In August 1835 photography in the form of a calotypes was invented by William Henry Fox Talbot at his Wiltshire home of Lacock Abbey. Like any National Trust property it is a treat. Two things remain long in my mind after a wintry visit.

Lacock Abbey

First, at the height of King Charles I’s passion for Italian Renaissance art, the Talbot family purchased a discrete element of Mediterranean life to the so-called Stone Gallery. Here in the former medieval (nuns’) dormitory, a line of Sgabello chairs were introduced. Made in London in 1635, these were walnut chairs with backs resembling shells embossed with the crest of the Talbots. Cleverly conceived to look like stone, it is their curious shape which immediately catches the eye. They seem so out of place in this otherwise quintessential English aristocratic home. Italy, you sense on this cold February day, was always ever-present in the long history of this family.
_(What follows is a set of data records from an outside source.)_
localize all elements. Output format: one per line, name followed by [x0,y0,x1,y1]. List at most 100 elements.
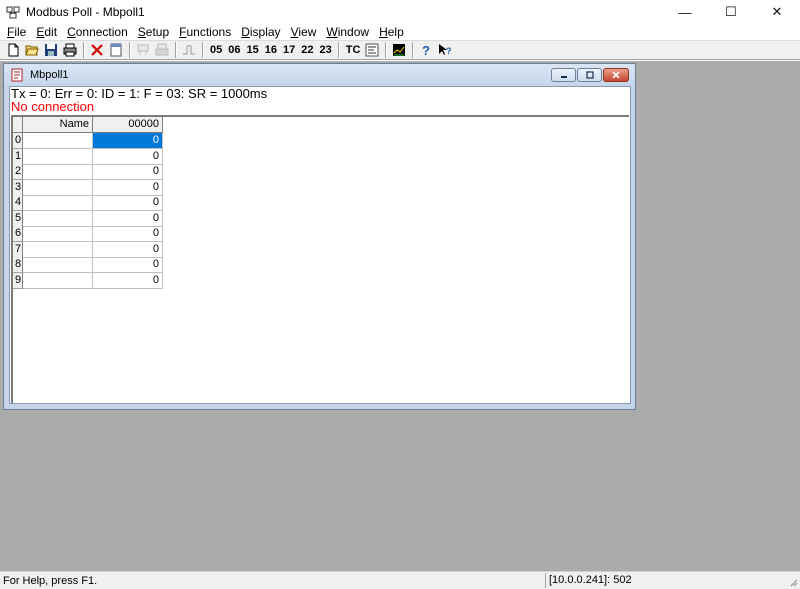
function-05-button[interactable]: 05 [207,41,225,59]
value-cell-8[interactable]: 0 [93,257,163,273]
name-cell-7[interactable] [23,241,93,258]
name-cell-3[interactable] [23,179,93,196]
value-cell-7[interactable]: 0 [93,241,163,258]
row-header-3[interactable]: 3 [13,179,23,196]
toolbar-separator [337,42,340,58]
red-x-icon [91,44,103,56]
pulse-button[interactable] [180,41,198,59]
status-help-text: For Help, press F1. [3,575,98,587]
menu-edit[interactable]: Edit [31,25,62,39]
print-button[interactable] [61,41,79,59]
child-minimize-button[interactable] [551,68,576,82]
chart-button[interactable] [390,41,408,59]
tc-button[interactable]: TC [343,41,364,59]
mbpoll-child-window[interactable]: Mbpoll1 Tx = 0: Err = 0: ID = 1: F = 03:… [3,63,636,410]
name-cell-5[interactable] [23,210,93,227]
row-header-7[interactable]: 7 [13,241,23,258]
toolbar-separator [412,42,415,58]
toolbar-separator [202,42,204,58]
child-title-bar[interactable]: Mbpoll1 [4,64,635,86]
register-grid[interactable]: Name 00000 0 0 1 0 2 0 3 0 4 0 5 0 6 0 7 0 8 0 9 0 [11,115,629,403]
name-cell-6[interactable] [23,226,93,242]
row-header-2[interactable]: 2 [13,164,23,180]
row-header-1[interactable]: 1 [13,148,23,165]
name-cell-1[interactable] [23,148,93,165]
menu-file[interactable]: File [2,25,31,39]
function-17-button[interactable]: 17 [280,41,298,59]
child-maximize-button[interactable] [577,68,602,82]
value-cell-3[interactable]: 0 [93,179,163,196]
value-cell-4[interactable]: 0 [93,195,163,211]
row-header-9[interactable]: 9 [13,272,23,289]
name-cell-2[interactable] [23,164,93,180]
minimize-button[interactable]: — [662,0,708,24]
menu-display[interactable]: Display [236,25,285,39]
context-help-button[interactable]: ? [436,41,454,59]
window-icon [110,43,122,57]
close-button[interactable]: ✕ [754,0,800,24]
disconnect-button[interactable] [153,41,171,59]
save-button[interactable] [42,41,60,59]
name-cell-0[interactable] [23,133,93,149]
row-header-4[interactable]: 4 [13,195,23,211]
window-button[interactable] [107,41,125,59]
child-client-area: Tx = 0: Err = 0: ID = 1: F = 03: SR = 10… [9,86,631,404]
toolbar-separator [83,42,85,58]
value-cell-6[interactable]: 0 [93,226,163,242]
menu-window[interactable]: Window [321,25,374,39]
open-file-button[interactable] [23,41,41,59]
new-file-icon [8,43,19,57]
column-header-name[interactable]: Name [23,117,93,133]
menu-view[interactable]: View [286,25,322,39]
function-15-button[interactable]: 15 [244,41,262,59]
status-bar: For Help, press F1. [10.0.0.241]: 502 [0,571,800,589]
resize-grip-icon[interactable] [788,577,798,587]
connection-error-text: No connection [11,99,95,114]
row-header-6[interactable]: 6 [13,226,23,242]
save-disk-icon [45,44,57,56]
function-16-button[interactable]: 16 [262,41,280,59]
toolbar-separator [175,42,177,58]
maximize-icon [585,71,594,79]
toolbar: 05 06 15 16 17 22 23 TC ? ? [0,40,800,60]
row-header-5[interactable]: 5 [13,210,23,227]
value-cell-9[interactable]: 0 [93,272,163,289]
column-header-address[interactable]: 00000 [93,117,163,133]
connect-button[interactable] [134,41,152,59]
context-help-icon: ? [439,44,452,56]
value-cell-1[interactable]: 0 [93,148,163,165]
menu-bar: File Edit Connection Setup Functions Dis… [0,24,800,40]
row-header-8[interactable]: 8 [13,257,23,273]
printer-icon [63,43,77,57]
delete-button[interactable] [88,41,106,59]
row-header-0[interactable]: 0 [13,133,23,149]
value-cell-0[interactable]: 0 [93,133,163,149]
menu-help[interactable]: Help [374,25,409,39]
window-title: Modbus Poll - Mbpoll1 [26,5,145,19]
function-23-button[interactable]: 23 [317,41,335,59]
child-title: Mbpoll1 [30,69,69,81]
document-icon [10,68,24,82]
name-cell-4[interactable] [23,195,93,211]
app-title-bar[interactable]: Modbus Poll - Mbpoll1 — ☐ ✕ [0,0,800,24]
grid-corner-header [13,117,23,133]
traffic-button[interactable] [363,41,381,59]
new-file-button[interactable] [4,41,22,59]
value-cell-2[interactable]: 0 [93,164,163,180]
name-cell-9[interactable] [23,272,93,289]
function-06-button[interactable]: 06 [225,41,243,59]
name-cell-8[interactable] [23,257,93,273]
close-icon: ✕ [771,4,783,19]
maximize-button[interactable]: ☐ [708,0,754,24]
value-cell-5[interactable]: 0 [93,210,163,227]
function-22-button[interactable]: 22 [298,41,316,59]
menu-functions[interactable]: Functions [174,25,236,39]
traffic-monitor-icon [365,43,379,57]
minimize-icon: — [678,4,692,20]
help-button[interactable]: ? [417,41,435,59]
menu-setup[interactable]: Setup [133,25,174,39]
menu-connection[interactable]: Connection [62,25,133,39]
status-connection-pane: [10.0.0.241]: 502 [545,573,785,588]
toolbar-separator [129,42,131,58]
child-close-button[interactable] [603,68,629,82]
The polymath, William Talbot himself honeymooned there, as did his predecessors. These chairs were evident reminders of clear skies and warm days.

The Stone Room

The second is a cultural heritage tip, now employed throughout the abbey. On each Sgabello chair, and then I noticed, every chair lay a single teasel. Why I asked a docent. Well, you wouldn’t sit on one would you, she replied, grinning. Better than signs saying please don’t sit on the chair, on every chair, and much more thought-provoking in the depth of winter.

One of the Sgabello chairs, c.1635 with teasel

Talbot failed to patent his discovery of photography and long regretted it. Less important for the history of humankind, the use of bristly teasels is an inventive alternative to intrusive, prohibitive signage.